Trustees may consider claims against third parties, such as negligent advisers, to recover losses incurred from breaches.
41
What is the Civil Liability Contribution Act 1978?
This act allows trustees who compensate for a breach to seek contributions from co-trustees based on their level of culpability.
42
What conditions might lead to a full indemnity under the Civil Liability Contribution Act?
A full indemnity may be granted if a trustee is morally culpable, is also a beneficiary, or acts as a solicitor to the trust.
43
What is the importance of case law regarding solicitor trustees?
Case law illustrates how courts may grant or deny indemnities based on the actions and responsibilities of solicitor trustees in breach cases.
44
How can trustees seek contributions from third parties?
Trustees may seek contributions from third parties involved in the breach, including negligent advisers or those benefiting from the breach.
45
What is the purpose of protecting trustees when distributing trust funds?
Trustees and personal representatives protect themselves against liability for potential breaches of trust when making distributions to beneficiaries.
46
What challenges do trustees face with missing or unknown beneficiaries?
Trustees may struggle to identify or locate beneficiaries, leading to potential liability if they distribute only to known beneficiaries.
47
What is a Benjamin Order?
A court order allowing trustees to distribute trust property based on the assumption that a missing beneficiary is presumed dead.
48
What must trustees demonstrate to obtain a Benjamin Order?
Trustees must make full inquiries to establish the true position and show no reasonable prospect of knowing it without disproportionate expense.
49
What is the implication of a Benjamin Order for trustees?
It relieves trustees from personal liability if the assumption about the missing beneficiary turns out to be incorrect.
50
What is a Section 27 TA 1925 notice?
A notice published by trustees to inform unknown beneficiaries of their intention to distribute to known beneficiaries.
51
What is the effect of a Section 27 TA 1925 notice?
After a two-month notice period, trustees can distribute to known beneficiaries without personal liability to unknown beneficiaries.
52
What are the rights of beneficiaries who come forward after a distribution?
They can only make a proprietary or personal claim against the recipient of the property, not against the trustees.
53
What is the purpose of retaining a fund?
To set aside trust assets to discharge liabilities if missing beneficiaries come forward after distribution.
54
What is the risk of retaining a fund?
It may lead to claims against trustees for incorrect amounts paid to known beneficiaries.
55
What is the purpose of paying funds into court under s 63 TA 1925?

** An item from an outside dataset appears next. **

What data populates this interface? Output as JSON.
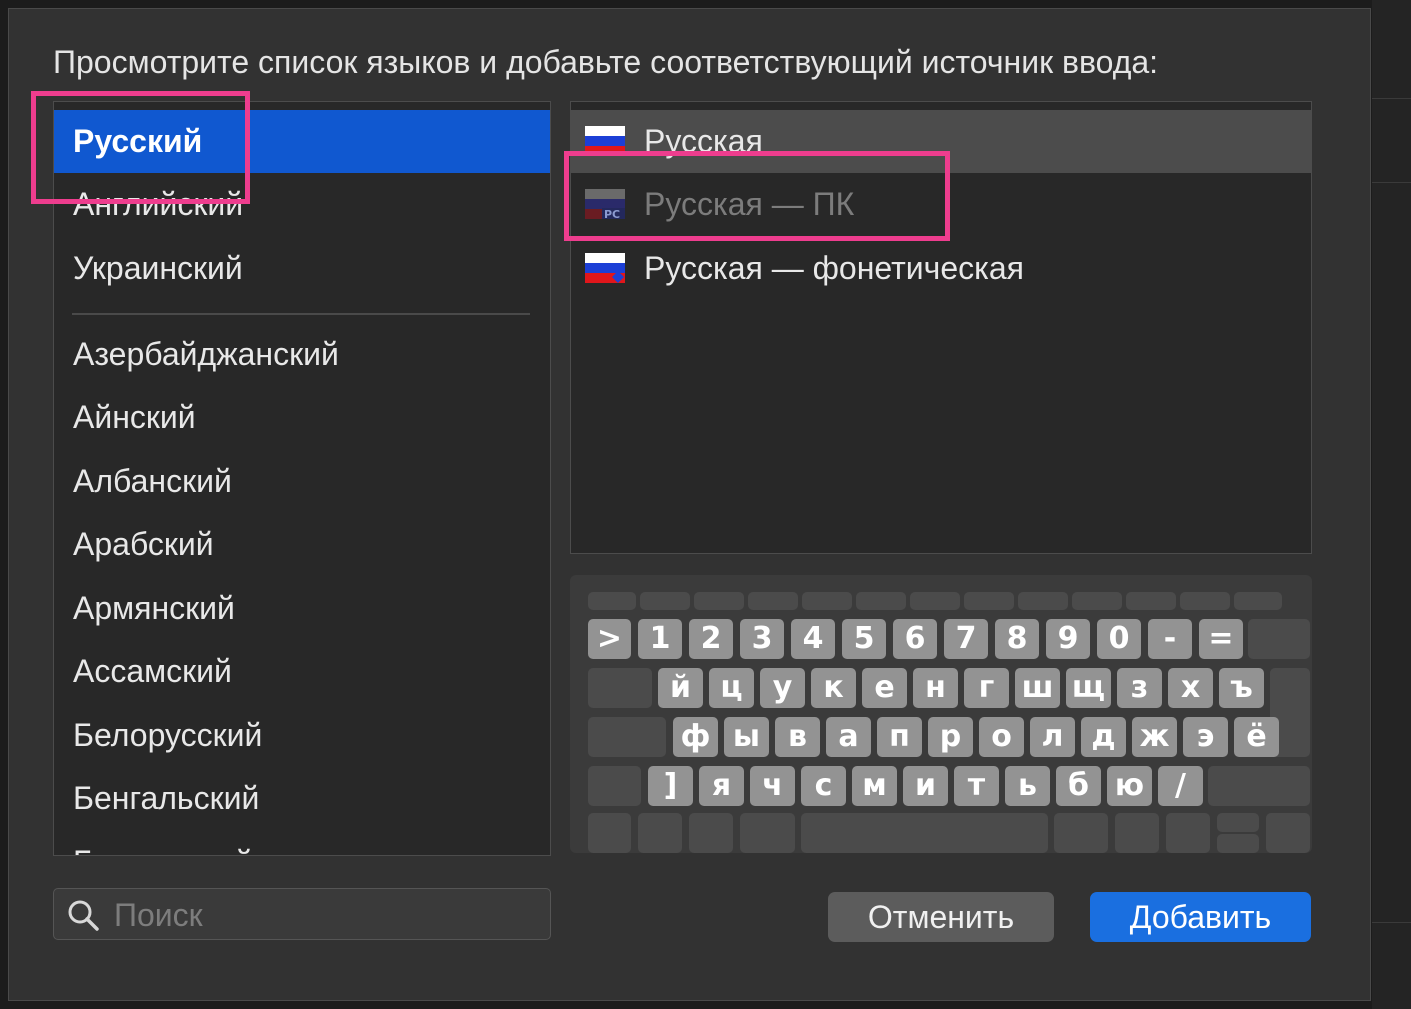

To give the court legal control over funds when trustees cannot locate all beneficiaries.
56
What is missing beneficiary insurance?
Insurance taken out by trustees to guard against the risk of unknown beneficiaries emerging after distribution.
57
What is the benefit of obtaining an indemnity from beneficiaries?
It allows trustees to distribute the trust fund while having a promise from beneficiaries to reimburse them if claims arise.
58
What are the options available to trustees when distributing trust property?
1. Benjamin Order 2. Section 27 TA 1925 notice 3. Retaining a fund 4. Payment into court 5. Missing beneficiary insurance 6. Obtaining an indemnity from beneficiaries.
59
What is a key difference between a Benjamin Order and a Section 27 TA 1925 notice?
A Benjamin Order is for missing beneficiaries, while a Section 27 notice is for unknown beneficiaries.
60
What is a potential downside of seeking an indemnity from beneficiaries?
An indemnity does not protect trustees from claims and relies on the indemnifying beneficiary's ability to pay.